Шрифт:
Интервал:
Закладка:
— Да вот, иду в Наданг.
— Ой, сынок! — вскричала Зианг Шуа.
— В чем дело, мама?
— Ты, человек Правительства, и вдруг собрался в Наданг; уж не надумал ли ты примкнуть к королю?
— Я еду лечить больных.
— Люди говорят: там объявился белый олень, стало быть, государь са и мео воротился туда из Лаоса.

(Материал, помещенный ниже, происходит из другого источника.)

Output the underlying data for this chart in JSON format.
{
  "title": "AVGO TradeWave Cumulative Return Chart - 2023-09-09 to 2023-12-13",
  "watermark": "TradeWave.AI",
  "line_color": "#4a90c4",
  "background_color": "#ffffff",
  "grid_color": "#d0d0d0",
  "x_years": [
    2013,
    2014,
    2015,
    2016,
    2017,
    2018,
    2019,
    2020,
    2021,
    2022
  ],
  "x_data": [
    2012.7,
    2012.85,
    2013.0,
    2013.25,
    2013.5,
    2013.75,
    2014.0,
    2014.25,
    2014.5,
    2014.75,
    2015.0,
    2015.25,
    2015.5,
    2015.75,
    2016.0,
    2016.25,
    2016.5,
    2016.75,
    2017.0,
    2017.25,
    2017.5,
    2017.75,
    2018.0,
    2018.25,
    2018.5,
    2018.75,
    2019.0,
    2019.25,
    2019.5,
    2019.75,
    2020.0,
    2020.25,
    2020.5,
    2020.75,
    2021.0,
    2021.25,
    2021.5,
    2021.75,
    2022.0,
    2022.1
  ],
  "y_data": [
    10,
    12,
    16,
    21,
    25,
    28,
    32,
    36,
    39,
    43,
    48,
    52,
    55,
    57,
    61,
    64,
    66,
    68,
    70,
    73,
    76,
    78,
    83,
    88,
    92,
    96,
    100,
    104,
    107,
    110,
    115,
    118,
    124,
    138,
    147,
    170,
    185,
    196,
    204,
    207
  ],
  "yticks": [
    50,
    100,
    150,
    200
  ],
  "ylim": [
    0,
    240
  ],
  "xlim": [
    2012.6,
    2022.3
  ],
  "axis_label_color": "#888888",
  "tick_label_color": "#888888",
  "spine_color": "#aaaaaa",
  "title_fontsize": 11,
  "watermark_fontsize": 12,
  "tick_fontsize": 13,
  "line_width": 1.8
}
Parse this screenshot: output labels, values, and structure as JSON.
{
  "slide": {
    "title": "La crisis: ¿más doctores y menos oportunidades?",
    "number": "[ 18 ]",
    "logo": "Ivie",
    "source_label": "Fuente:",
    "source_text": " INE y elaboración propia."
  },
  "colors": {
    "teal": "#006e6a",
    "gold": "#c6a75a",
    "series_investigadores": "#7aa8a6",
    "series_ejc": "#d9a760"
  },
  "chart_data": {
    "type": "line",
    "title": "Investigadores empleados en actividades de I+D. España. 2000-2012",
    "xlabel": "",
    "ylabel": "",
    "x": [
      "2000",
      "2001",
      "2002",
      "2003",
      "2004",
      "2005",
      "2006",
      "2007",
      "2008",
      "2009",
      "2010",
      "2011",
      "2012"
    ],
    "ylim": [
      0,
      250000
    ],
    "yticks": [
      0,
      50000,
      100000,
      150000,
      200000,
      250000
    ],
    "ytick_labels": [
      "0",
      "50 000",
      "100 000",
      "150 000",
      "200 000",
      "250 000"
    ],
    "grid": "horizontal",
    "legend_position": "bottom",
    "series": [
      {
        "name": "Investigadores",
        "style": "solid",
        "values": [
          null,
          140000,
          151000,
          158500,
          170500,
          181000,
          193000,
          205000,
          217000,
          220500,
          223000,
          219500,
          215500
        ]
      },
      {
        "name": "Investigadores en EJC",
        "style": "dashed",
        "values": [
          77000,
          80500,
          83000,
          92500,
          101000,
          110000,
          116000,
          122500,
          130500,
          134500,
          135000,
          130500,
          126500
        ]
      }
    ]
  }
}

Кхай широко раскрыл глаза.
— Кто это вам сказал? Когда?..
Кто сказал? Она и сама не могла припомнить, от кого услыхала об этом. Воскрешенье из мертвых, явление государя, бесовские козни, насылающие на человека хворь, тяготы и муки былых времен — обо всем этом любили потолковать старики. Загадочные истории свои они рассказывали, идучи в лес или на пашню — от перевала к перевалу, — чтоб забыть боль в ногах и усталость. А ее, Зианг Шуа, годы были как раз таковы, когда с особой охотой слушают россказни про чертей да оборотней. Ясное дело, молодежь теперь, после Революции, ни о чем таком и знать не хочет. Но Зианг Шуа, сама натерпевшаяся из-за духов и бесов, отчасти верила этим историям, тревожилась и страшилась. Всякий раз, когда кто-нибудь из соседей нашептывал ей про возвращение короля да про нечистую силу, она — будто кто коснулся острием ее старых ран — замыкалась в себе и надолго умолкала.
Она не ответила сыну. Кто сказал ей об этом? Когда? Она и впрямь не упомнит, кто поведал ей, будто король воротился из Лаоса в Наданг.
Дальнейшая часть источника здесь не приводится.